I was addressing your concerns
and indicating the more significant points within the writing.


It cannot be ranting
when it is not my writing, but rather
quoting America 's highest Court, at some length.

I only used a larger font ONCE,
which was to accentuate YOUR writing.


I take it that u did not read my answers to u,
as u did not yesterday.





David
0 Replies
 
Setanta
 
  1  
Reply Thu 25 Feb, 2010 08:47 am
Oh, i've read your posts, but they don't make your point. Perhaps you have forgotten what your point is.

Quote:
Historically, "gun control" was born of southern racism against the blacks.

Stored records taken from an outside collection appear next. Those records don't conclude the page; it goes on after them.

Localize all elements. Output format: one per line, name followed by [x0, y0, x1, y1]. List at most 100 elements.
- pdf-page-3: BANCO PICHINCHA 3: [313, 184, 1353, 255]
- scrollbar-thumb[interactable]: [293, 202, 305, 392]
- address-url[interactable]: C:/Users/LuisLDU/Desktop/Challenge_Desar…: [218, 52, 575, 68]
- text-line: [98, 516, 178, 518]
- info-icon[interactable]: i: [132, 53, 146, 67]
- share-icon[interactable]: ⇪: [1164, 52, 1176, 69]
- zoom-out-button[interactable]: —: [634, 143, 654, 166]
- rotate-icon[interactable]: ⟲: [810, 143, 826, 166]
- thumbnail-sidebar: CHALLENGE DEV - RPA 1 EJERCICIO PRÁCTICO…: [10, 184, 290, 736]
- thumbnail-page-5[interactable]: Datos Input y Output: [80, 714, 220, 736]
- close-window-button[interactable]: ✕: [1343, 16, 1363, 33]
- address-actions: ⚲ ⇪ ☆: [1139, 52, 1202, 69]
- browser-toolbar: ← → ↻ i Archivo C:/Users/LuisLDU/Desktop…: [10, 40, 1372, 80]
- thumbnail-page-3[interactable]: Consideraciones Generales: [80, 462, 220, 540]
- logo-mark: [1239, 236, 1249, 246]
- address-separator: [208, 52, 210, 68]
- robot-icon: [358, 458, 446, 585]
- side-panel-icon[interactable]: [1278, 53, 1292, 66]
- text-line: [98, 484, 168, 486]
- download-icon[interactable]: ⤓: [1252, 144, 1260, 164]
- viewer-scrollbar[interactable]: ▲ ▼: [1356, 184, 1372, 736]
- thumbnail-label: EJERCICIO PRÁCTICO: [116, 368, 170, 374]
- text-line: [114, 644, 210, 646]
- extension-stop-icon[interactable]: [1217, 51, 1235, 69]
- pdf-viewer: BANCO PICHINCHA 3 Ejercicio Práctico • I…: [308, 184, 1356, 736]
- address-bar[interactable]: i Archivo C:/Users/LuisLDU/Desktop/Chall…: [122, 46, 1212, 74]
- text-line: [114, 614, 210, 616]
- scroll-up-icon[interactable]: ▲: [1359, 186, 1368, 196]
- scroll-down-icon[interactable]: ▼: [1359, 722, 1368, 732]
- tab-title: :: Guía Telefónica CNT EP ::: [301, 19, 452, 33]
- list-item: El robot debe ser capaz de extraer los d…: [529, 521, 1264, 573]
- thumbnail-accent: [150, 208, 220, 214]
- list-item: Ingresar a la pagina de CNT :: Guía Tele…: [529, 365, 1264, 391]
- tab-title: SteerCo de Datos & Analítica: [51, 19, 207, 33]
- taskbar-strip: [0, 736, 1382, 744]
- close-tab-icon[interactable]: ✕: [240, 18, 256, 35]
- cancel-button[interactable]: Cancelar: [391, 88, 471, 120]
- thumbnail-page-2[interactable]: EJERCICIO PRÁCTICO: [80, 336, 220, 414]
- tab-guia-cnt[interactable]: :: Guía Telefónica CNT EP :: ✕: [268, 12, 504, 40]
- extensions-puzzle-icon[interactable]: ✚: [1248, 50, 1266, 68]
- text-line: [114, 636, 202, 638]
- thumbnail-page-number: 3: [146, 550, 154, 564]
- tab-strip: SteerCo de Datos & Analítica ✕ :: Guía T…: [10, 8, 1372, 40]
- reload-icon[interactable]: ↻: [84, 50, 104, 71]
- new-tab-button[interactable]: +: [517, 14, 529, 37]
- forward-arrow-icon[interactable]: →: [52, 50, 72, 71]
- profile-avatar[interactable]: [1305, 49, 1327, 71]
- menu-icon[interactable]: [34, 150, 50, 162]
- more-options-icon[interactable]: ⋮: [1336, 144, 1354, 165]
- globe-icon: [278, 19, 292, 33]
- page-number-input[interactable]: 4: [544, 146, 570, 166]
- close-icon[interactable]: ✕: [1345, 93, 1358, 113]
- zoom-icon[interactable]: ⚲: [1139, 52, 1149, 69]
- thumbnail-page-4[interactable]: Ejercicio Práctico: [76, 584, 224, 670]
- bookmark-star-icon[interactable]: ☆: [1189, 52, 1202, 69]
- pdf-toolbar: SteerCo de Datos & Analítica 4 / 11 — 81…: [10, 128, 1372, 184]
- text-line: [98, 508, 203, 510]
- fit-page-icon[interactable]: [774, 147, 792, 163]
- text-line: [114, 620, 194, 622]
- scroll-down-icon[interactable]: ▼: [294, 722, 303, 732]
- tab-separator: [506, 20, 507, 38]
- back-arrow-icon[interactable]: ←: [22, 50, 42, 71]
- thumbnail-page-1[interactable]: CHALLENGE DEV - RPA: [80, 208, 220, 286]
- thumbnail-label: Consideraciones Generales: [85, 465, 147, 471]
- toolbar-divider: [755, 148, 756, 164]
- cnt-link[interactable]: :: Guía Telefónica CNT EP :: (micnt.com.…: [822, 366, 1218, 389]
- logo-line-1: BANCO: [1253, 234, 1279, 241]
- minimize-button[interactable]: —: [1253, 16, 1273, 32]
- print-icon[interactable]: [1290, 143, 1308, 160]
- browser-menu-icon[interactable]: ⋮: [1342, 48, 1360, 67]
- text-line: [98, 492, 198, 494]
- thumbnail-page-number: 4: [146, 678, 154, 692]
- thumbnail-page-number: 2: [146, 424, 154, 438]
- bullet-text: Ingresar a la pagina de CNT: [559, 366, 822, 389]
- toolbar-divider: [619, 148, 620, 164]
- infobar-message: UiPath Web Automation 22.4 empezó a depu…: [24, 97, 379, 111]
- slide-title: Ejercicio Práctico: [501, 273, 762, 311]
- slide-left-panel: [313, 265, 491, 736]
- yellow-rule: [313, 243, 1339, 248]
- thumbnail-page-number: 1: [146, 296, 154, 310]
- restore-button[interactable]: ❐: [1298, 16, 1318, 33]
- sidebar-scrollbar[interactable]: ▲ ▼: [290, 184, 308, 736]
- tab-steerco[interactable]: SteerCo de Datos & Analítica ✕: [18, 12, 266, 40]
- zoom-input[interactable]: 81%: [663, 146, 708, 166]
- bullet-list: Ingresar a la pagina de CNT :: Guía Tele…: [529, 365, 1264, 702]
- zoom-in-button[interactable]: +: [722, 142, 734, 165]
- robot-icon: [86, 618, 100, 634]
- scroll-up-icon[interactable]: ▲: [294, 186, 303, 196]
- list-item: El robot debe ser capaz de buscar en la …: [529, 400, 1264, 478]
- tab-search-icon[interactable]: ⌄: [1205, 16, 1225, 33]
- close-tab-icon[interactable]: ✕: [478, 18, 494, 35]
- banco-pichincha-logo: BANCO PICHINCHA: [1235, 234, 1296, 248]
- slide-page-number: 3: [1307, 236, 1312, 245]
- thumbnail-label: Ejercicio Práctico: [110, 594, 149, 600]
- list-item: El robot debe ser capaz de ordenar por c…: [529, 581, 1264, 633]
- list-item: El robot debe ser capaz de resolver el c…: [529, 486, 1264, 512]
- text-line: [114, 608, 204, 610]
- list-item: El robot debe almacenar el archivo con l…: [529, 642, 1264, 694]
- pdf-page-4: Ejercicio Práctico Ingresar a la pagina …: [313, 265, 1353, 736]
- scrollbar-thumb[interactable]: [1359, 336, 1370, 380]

This was your opening statement. It's an obvious ploy to suggest that gun control only exists because of racist attitudes. You have failed to sustain your point. Barron is pre-civil war. The post civil war decisions of the Court, Cruikshank and Presser, found that the second amendment binds the national government, but not the states; you provide no evidence that the Court ever found that gun control was odious, and especially that it was odious on the basis of racial discrimination. Quite apart from that, you have failed to show that state laws prohibited gun ownership solely on the basis of race.

I see this as a feeble attempt to discredit gun control, just as is the silly claim that people who favor gun control "hate freedom." You are certainly entitled to your opinion, but if you claim you have an historical basis for your contention, yet you fail to demonstrate such a case, i am entitled to challenge you on that basis.